GST Bills debate: The Lok Sabha has cleared C-GST, I-GST, Compensation law and UT GST bill
New Delhi: After an eight-hour debate, the Lok Sabha on Wednesday passed four GST or Goods and Services Tax-related bills putting the government on course for the launch on July 1 of the country's biggest tax reform since Independence. GST will subsume a slew of indirect taxes levied by the Centre and states, transforming India into a single market. The bills will now be presented in the Rajya Sabha or Upper House of Parliament. Calling it a "very significant step forward", Union Finance Minister Arun Jaitley said, "We seem to be on time... (we are) reasonably optimistic about meeting the deadline".
Here are 10 latest developments on this big story:
"I congratulate countrymen on the GST Bill being passed. New year, new law, new India," Prime Minister Narendra Modi has tweeted.

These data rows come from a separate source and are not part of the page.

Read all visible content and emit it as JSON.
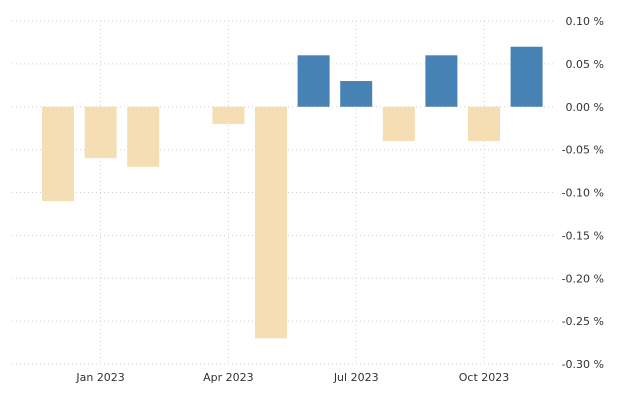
{
  "chart_data": {
    "type": "bar",
    "title": "",
    "xlabel": "",
    "ylabel": "",
    "x": [
      "2022-12",
      "2023-01",
      "2023-02",
      "2023-03",
      "2023-04",
      "2023-05",
      "2023-06",
      "2023-07",
      "2023-08",
      "2023-09",
      "2023-10",
      "2023-11"
    ],
    "values": [
      -0.11,
      -0.06,
      -0.07,
      0.0,
      -0.02,
      -0.27,
      0.06,
      0.03,
      -0.04,
      0.06,
      -0.04,
      0.07
    ],
    "ylim": [
      -0.3,
      0.1
    ],
    "y_ticks": [
      0.1,
      0.05,
      0.0,
      -0.05,
      -0.1,
      -0.15,
      -0.2,
      -0.25,
      -0.3
    ],
    "y_tick_labels": [
      "0.10 %",
      "0.05 %",
      "0.00 %",
      "-0.05 %",
      "-0.10 %",
      "-0.15 %",
      "-0.20 %",
      "-0.25 %",
      "-0.30 %"
    ],
    "x_ticks": [
      "2023-01",
      "2023-04",
      "2023-07",
      "2023-10"
    ],
    "x_tick_labels": [
      "Jan 2023",
      "Apr 2023",
      "Jul 2023",
      "Oct 2023"
    ],
    "y_axis_position": "right",
    "grid": true,
    "legend": "none",
    "colors": {
      "positive": "#4682b4",
      "negative": "#f5deb3",
      "grid": "#d0d0d0"
    }
  }
}
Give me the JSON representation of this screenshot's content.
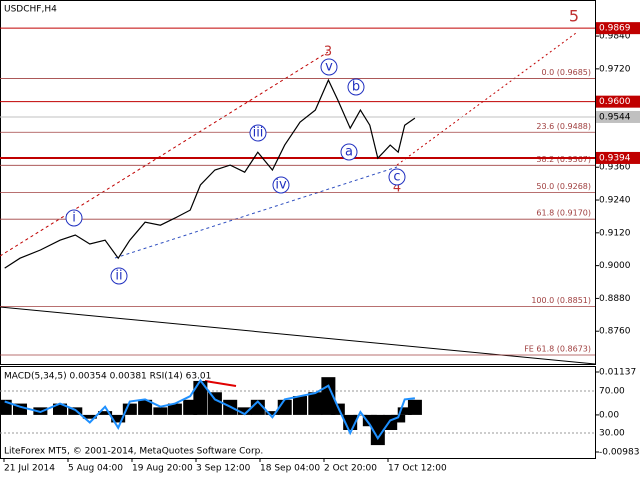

The bills passed on Wednesday are the Central GST bill, the Integrated GST bill, the Union Territories GST bill and the compensation law. After Parliament's nod, a state GST bill will be presented in state assemblies for their approval.
Finance Minister Arun Jaitley made a strong pitch for a simple tax regime in the House, saying GST will make commodities "slightly cheaper".
To the opposition's objection to a GST with multiple rate slabs, the Finance Minister said, "If there are no multiple rates, it will become a highly regressive tax... Some goods are essential for the poor." To illustrate his point he said, "A BMW and Hawai chappal (slippers) can't have the same tax. What is the good, who uses it, matters."
The proposed GST rates range from five to 28 per cent, with 12 per cent and 18 per cent being the standard rates. It has not been decided yet which tax rates will apply to which categories of goods.
Speaking during the debate, the Congress' Veerappa Moily accused the BJP of costing India 12 lakh crores by opposing the reform when it was initiated by his party when it ruled at the centre. He criticised various provisions in the bills and said the BJP's effort was "not a game-changer, but only a baby step."
Mr Moily also accused the government of undermining the Rajya Sabha or Upper House. "The Upper House is the council of states, yet it has no right to discuss crucial bills. This is an assault on federal structure - I say that all members of the Rajya Sabha must resign," he said.
Because the four bills have been presented as "money bills", the Rajya Sabha, where the government is in a minority, can only suggest changes. These will be brought back to the Lok Sabha, which can choose to accept or reject them.
The government has emphasised that it wants the GST bills to be passed in parliament with the consensus as was witnessed in August last year when a bill to amend the Constitution was passed to facilitate the launch of GST.
The one-nation one-tax regime is expected to boost the rate of economic growth by about 0.5 percentage points, broaden the revenue base and cut compliance cost for firms.